Ein kleiner CSD kämpft gegen eine Welle von Hass

Zum ersten Mal zieht am Samstag eine CSD-Demonstration durch Altenburg im Osten Thüringens. Gegen die Veranstalter*innen gibt es seit Monaten Beleidigungen, Einschüchterungsversuche und Morddrohungen.


Ein Altenburgerin hängte ein Plakat des CSD in ihr Auto – heraus kam das (Bild: CSD Altenburg)

Es wird bunt, laut – und ein Zeichen gegen Hass: Am Samstag (11.30 Uhr) zieht erstmals eine Parade zum Christopher Street Day (CSD) durch die 32.000-Einwohner*innen-Stadt Altenburg im Osten Thüringens.

Er selbst und das Organisationsteam hätten bei der Planung hunderte Hassbotschaften in sozialen Netzwerken erhalten, sagte Veranstalter Torge Dermitzel der Deutschen Presse-Agentur. Nach Beleidigungen, Einschüchterungsversuchen bis hin zu Morddrohungen hatte im März das Bündnis CSD Thüringen in Verbindung mit weiteren Szeneverbänden zu einer öffentlichen Unterstützung aufgerufen (queer.de berichtete).

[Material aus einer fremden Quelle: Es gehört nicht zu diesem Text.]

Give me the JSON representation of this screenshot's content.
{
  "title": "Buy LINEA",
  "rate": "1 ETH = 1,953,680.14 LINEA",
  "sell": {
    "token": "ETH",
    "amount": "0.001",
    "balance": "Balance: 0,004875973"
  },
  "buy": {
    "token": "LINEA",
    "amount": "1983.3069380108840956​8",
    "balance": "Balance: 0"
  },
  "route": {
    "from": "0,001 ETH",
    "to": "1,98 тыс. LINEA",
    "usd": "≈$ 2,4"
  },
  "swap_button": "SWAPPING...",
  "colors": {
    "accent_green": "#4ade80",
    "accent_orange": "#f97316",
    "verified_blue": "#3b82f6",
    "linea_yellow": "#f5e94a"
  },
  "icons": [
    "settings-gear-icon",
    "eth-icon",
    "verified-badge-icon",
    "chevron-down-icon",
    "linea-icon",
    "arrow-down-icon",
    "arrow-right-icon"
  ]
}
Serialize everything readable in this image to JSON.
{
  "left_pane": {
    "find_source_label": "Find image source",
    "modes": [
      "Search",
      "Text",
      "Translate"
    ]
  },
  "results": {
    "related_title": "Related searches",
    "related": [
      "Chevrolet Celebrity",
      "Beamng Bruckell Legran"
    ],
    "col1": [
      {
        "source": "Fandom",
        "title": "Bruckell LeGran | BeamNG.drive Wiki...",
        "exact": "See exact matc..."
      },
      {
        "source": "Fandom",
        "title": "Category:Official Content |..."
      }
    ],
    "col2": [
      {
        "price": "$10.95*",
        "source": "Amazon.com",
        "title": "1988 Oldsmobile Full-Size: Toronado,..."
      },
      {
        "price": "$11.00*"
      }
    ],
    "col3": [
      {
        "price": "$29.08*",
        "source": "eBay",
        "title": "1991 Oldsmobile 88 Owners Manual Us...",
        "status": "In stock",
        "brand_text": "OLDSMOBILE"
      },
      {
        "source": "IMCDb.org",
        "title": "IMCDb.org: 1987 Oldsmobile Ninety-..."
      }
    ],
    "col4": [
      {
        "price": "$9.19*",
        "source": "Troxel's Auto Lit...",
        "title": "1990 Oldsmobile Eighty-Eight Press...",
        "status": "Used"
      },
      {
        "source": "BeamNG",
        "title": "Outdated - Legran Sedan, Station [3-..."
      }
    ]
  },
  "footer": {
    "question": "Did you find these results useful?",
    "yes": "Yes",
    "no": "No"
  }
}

"Farbe bekennen – Der Regenbogen kennt kein Braun"

Unter dem Motto "Farbe bekennen – Der Regenbogen kennt kein Braun" soll die Demonstration vom Bahnhof zum Markt ziehen. Dort soll es am Nachmittag ein kulturelles Bühnenprogramm geben. Staatssekretär Torsten Weil will im Namen von Ministerpräsident Bodo Ramelow (Linke) ein Grußwort sprechen.

Altenburgs Oberbürgermeister André Neumann (CDU), der den CSD grundsätzlich unterstützt, hatte das Motto gegenüber der "Leipziger Volkszeitung" kritisiert: "Dass das eigentliche Ansinnen des CSD, für Gleichberechtigung und gegen Diskriminierung einzutreten, hinter ein politisches Motiv gestellt wird, finde ich schade."

"Mit Blick auf Samstag wird einem da schon etwas mulmig"

Der CSD sei als Idee entstanden, nachdem er auf der Straße mehrfach als "Schwuchtel" beschimpft wurde, erklärte Dermitzel, der im vergangenen Jahr aus Norddeutschland nach Altenburg gezogen ist im Frühjahr in einem Radiointerview. Dem habe er etwas entgegensetzen wollen.

Nach den ersten CSD-Planungen und einer Debatte in einer "QAnon-Gruppe" erhalte er Mord- und Gewaltandrohungen per Instagram und Facebook wie "Wenn ich Sie auf der Straße sehe, schlage ich Sie so hart zusammen, dass Sie erst im Krankenhaus wieder aufwachen", "Wenn ich dich sehe, steche ich dich ab" oder "Wäre ich Dein Vater, würde ich Dich eigenhändig mit dem Rasenmäher überfahren." Die Bedrohungen kämen auch von Leuten, die man aus dem Altenburger Stadtbild kenne.

"Mit Blick auf Samstag wird einem da schon etwas mulmig", sagte der Organisator gegenüber dpa.

Polizei sieht keine konkrete Bedrohungslage

Die Polizei geht für den Samstag von keiner konkreten Bedrohungslage aus, wie eine Sprecherin sagte. Es sei bekannt, dass der Veranstalter schon bei einer früheren Versammlung verbal angegriffen wurde. Dazu werde ermittelt. (cw/dpa)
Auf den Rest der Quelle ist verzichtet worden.